The possibilities with AI is endless.
Do you guys remember that moment where a supercomputer defeated a World Champion in chess?
To refresh your memory, I am referring to IBM’s Deep Blue Computer defeating World Chess Champion Garry Kasparov in a match under tournament regulations in 1997, with a final score of 3 ½ – 2 ½.
Fast forward to today, supercomputers have evolved to a whole new level—this time in the form of Artificial Intelligence. This time around, the game involved is DoTA—the It game of this generation.
During Valve’s annual DoTA 2 tournament, crowd favorite Danylo Ishutin, a pro in the E-Sports field, got owned in a live 1-vs-1 match against OpenAI, a startup that is backed by Elon Musk. Engineers claimed that OpenAI just only took two weeks to learn the moves from the best DoTA players. Musk, a strong advocate of AI, hailed the feat.
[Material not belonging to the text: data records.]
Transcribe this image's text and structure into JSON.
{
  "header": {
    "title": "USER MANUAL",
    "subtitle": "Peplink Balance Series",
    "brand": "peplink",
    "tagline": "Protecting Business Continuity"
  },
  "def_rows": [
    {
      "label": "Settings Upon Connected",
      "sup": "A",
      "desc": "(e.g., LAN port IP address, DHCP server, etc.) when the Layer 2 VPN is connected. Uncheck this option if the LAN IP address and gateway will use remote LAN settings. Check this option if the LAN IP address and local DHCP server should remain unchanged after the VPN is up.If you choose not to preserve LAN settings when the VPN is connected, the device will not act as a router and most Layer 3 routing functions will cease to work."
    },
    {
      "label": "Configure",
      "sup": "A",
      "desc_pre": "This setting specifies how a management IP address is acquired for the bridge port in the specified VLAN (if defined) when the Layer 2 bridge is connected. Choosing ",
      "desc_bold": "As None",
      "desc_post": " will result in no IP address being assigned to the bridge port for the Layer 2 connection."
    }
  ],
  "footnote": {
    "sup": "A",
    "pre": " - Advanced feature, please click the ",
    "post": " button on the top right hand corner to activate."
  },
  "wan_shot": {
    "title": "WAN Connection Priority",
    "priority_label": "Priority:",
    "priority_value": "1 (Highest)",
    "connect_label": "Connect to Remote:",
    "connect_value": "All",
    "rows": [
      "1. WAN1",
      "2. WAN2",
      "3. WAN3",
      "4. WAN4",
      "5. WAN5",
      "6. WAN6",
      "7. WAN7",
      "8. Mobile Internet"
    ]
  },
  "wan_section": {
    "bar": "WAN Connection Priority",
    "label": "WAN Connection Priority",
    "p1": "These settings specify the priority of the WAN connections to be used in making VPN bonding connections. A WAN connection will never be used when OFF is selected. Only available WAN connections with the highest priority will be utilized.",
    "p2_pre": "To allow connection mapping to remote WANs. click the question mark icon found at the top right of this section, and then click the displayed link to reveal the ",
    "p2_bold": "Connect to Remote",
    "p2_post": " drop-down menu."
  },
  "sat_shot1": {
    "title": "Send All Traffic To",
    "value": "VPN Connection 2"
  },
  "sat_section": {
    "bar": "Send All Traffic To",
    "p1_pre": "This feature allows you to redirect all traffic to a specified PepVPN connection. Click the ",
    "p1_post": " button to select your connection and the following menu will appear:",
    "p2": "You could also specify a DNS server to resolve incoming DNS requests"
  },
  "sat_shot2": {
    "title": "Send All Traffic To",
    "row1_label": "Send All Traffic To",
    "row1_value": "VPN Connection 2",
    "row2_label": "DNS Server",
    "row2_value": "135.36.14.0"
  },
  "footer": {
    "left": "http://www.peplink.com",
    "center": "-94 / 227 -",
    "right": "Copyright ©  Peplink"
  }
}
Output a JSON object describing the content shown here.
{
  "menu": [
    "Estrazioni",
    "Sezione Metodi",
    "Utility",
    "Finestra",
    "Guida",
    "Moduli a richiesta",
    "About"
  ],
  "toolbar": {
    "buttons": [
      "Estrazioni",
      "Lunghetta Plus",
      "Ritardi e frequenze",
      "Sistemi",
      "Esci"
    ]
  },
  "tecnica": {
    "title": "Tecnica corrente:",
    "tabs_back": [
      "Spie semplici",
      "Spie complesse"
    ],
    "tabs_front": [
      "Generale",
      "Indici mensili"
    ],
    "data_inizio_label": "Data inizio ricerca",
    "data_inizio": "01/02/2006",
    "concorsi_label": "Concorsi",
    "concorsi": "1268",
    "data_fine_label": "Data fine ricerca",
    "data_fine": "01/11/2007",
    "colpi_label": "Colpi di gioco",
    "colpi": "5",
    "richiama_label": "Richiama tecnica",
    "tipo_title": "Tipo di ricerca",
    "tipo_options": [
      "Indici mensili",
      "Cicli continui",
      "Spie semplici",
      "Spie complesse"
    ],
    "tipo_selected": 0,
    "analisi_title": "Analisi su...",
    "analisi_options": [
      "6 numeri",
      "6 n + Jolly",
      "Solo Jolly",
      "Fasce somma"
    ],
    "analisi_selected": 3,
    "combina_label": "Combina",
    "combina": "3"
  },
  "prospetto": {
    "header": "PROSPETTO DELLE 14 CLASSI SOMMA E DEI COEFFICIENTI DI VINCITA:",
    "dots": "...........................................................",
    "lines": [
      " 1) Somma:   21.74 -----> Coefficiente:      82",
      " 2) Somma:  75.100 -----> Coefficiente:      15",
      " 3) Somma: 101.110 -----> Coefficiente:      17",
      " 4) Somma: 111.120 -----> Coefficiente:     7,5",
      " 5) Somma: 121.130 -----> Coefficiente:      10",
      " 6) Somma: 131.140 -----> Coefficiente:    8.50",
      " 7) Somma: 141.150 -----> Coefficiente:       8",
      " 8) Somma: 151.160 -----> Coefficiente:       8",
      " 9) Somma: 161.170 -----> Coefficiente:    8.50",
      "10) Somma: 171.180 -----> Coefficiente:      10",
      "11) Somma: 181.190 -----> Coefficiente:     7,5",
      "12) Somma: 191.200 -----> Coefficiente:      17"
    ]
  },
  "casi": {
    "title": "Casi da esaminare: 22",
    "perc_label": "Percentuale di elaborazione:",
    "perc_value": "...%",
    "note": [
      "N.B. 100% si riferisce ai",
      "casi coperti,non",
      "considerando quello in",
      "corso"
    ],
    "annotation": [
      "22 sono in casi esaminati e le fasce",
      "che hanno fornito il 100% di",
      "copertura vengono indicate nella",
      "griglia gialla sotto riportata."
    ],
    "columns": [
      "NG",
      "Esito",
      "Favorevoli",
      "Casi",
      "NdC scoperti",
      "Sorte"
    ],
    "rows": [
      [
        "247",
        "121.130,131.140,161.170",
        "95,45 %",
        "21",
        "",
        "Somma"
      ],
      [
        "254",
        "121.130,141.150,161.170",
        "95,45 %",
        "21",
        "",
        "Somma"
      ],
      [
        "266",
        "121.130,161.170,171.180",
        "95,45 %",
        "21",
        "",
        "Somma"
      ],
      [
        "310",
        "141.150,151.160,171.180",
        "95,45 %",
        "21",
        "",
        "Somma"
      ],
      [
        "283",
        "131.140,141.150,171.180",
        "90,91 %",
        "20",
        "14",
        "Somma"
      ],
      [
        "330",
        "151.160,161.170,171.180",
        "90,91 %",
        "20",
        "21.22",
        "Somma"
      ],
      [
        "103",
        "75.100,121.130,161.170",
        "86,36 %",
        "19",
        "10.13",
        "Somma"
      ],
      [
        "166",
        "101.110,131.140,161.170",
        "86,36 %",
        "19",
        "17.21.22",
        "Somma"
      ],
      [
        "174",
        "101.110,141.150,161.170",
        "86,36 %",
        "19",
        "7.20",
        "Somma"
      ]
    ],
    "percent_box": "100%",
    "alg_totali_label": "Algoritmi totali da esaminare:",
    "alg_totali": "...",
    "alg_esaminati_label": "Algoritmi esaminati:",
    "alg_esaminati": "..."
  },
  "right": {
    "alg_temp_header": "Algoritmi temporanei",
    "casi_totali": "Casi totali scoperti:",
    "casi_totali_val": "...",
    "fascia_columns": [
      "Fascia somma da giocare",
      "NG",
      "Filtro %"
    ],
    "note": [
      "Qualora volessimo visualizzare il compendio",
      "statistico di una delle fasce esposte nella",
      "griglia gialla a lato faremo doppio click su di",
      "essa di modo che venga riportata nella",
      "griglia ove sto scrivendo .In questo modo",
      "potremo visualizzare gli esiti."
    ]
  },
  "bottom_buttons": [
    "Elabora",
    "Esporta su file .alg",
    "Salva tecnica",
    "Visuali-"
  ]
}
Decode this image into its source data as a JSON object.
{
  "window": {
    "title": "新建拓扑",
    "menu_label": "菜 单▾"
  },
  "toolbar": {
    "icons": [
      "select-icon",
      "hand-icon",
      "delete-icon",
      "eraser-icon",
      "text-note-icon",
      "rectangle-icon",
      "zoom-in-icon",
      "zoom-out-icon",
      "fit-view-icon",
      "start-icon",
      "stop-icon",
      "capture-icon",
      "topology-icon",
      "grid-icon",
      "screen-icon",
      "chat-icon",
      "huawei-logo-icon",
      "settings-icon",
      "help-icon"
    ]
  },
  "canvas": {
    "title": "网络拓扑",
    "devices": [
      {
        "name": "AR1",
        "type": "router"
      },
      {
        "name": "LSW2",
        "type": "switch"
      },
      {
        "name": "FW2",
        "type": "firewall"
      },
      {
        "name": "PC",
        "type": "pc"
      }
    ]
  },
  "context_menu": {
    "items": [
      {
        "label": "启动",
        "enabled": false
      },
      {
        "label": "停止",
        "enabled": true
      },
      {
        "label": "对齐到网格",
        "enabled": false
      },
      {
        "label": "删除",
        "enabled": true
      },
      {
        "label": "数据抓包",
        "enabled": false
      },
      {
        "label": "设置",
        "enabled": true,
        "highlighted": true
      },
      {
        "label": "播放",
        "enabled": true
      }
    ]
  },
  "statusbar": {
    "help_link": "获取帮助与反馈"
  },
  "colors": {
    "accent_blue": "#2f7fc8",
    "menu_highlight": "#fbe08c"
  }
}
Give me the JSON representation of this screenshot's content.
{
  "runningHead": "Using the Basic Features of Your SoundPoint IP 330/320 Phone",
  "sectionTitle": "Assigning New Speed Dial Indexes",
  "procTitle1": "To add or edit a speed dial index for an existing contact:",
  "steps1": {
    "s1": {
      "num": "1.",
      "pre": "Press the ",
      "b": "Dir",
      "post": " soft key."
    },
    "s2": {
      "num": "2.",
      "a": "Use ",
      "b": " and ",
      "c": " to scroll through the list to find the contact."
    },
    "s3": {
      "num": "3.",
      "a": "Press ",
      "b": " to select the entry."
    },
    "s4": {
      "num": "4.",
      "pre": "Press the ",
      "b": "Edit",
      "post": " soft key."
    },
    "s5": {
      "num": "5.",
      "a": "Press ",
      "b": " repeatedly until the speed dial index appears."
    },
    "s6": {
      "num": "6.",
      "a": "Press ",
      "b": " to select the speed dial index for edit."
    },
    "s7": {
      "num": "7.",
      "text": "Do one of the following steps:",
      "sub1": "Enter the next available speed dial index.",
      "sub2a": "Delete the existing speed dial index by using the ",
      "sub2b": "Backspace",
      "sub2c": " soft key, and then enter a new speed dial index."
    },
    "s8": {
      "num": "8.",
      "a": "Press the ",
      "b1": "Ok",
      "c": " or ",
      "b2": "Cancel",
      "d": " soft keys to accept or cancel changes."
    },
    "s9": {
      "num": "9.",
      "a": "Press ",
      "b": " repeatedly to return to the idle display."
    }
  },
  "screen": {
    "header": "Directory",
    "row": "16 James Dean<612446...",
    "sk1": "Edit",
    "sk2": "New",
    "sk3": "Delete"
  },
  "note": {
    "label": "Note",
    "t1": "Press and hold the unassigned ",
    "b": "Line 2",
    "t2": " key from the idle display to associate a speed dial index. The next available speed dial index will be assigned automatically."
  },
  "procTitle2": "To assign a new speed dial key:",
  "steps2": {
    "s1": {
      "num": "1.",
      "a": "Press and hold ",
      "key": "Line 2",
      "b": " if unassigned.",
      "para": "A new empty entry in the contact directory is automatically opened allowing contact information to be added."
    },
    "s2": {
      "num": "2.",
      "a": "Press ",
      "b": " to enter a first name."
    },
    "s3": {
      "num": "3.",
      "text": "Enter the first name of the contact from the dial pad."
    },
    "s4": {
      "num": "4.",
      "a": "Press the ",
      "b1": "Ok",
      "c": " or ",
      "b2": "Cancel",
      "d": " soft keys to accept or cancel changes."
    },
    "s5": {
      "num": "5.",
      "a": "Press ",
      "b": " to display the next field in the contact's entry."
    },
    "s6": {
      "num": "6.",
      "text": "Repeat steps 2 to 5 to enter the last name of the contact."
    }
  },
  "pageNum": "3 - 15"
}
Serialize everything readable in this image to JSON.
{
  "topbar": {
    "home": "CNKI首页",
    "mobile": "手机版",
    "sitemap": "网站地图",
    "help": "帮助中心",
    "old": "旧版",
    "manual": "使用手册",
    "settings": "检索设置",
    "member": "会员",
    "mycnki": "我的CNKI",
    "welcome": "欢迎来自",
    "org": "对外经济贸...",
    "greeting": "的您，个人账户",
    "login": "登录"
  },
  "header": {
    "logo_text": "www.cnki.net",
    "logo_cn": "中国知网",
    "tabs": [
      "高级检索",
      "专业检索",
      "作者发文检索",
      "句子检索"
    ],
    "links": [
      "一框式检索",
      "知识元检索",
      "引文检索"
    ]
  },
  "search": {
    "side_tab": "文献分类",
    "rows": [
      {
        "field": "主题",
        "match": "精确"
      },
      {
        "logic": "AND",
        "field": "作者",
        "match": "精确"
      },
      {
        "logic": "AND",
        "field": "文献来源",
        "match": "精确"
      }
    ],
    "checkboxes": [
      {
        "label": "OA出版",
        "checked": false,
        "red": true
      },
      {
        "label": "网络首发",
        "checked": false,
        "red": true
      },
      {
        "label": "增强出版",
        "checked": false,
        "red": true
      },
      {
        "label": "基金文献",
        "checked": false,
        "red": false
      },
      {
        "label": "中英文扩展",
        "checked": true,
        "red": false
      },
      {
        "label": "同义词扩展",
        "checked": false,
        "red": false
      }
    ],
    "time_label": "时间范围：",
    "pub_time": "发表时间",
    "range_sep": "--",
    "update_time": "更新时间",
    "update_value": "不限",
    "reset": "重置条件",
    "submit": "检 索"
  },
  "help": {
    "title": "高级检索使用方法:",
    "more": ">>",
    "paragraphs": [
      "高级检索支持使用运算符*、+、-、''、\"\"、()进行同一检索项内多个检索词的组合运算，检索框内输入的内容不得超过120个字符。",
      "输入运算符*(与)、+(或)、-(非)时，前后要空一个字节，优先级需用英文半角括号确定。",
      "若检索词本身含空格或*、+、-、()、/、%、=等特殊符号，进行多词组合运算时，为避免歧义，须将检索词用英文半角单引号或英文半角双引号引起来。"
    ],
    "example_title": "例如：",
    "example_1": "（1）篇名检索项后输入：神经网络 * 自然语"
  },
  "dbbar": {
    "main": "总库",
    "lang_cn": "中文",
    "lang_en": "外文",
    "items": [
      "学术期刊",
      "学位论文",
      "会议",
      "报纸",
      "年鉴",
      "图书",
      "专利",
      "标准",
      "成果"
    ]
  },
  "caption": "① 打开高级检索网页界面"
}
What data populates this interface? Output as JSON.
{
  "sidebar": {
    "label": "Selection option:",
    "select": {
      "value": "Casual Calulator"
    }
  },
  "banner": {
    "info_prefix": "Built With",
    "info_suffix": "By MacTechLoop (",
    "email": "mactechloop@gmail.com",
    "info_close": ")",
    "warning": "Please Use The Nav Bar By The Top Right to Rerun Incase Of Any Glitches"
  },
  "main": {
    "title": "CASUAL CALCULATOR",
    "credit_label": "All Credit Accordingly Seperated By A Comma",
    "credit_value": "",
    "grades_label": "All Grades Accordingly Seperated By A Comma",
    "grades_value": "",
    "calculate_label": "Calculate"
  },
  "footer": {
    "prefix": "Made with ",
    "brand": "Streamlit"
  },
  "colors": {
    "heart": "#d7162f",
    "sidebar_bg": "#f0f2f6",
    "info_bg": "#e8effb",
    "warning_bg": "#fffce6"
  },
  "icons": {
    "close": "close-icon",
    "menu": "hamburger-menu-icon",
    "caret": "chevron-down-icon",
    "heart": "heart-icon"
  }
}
He also credited Microsoft’s Azure cloud computing platform for the processing power the AI needed.
OpenAI first ever to defeat world’s best players in competitive eSports. Vastly more complex than traditional board games like chess & Go.
— Elon Musk (@elonmusk) August 12, 2017
With this development, only innovation and technology can tell where AI can be used in our lives. But for now, the next goal is to design OpenAI to slay DoTA players in a 5-vs-5 match. Who knows, we might be able to use AI to do better in life, but let’s hope it will not reach a point that AI is, as Musk would put it, “a fundamental risk to the existence of civilization.”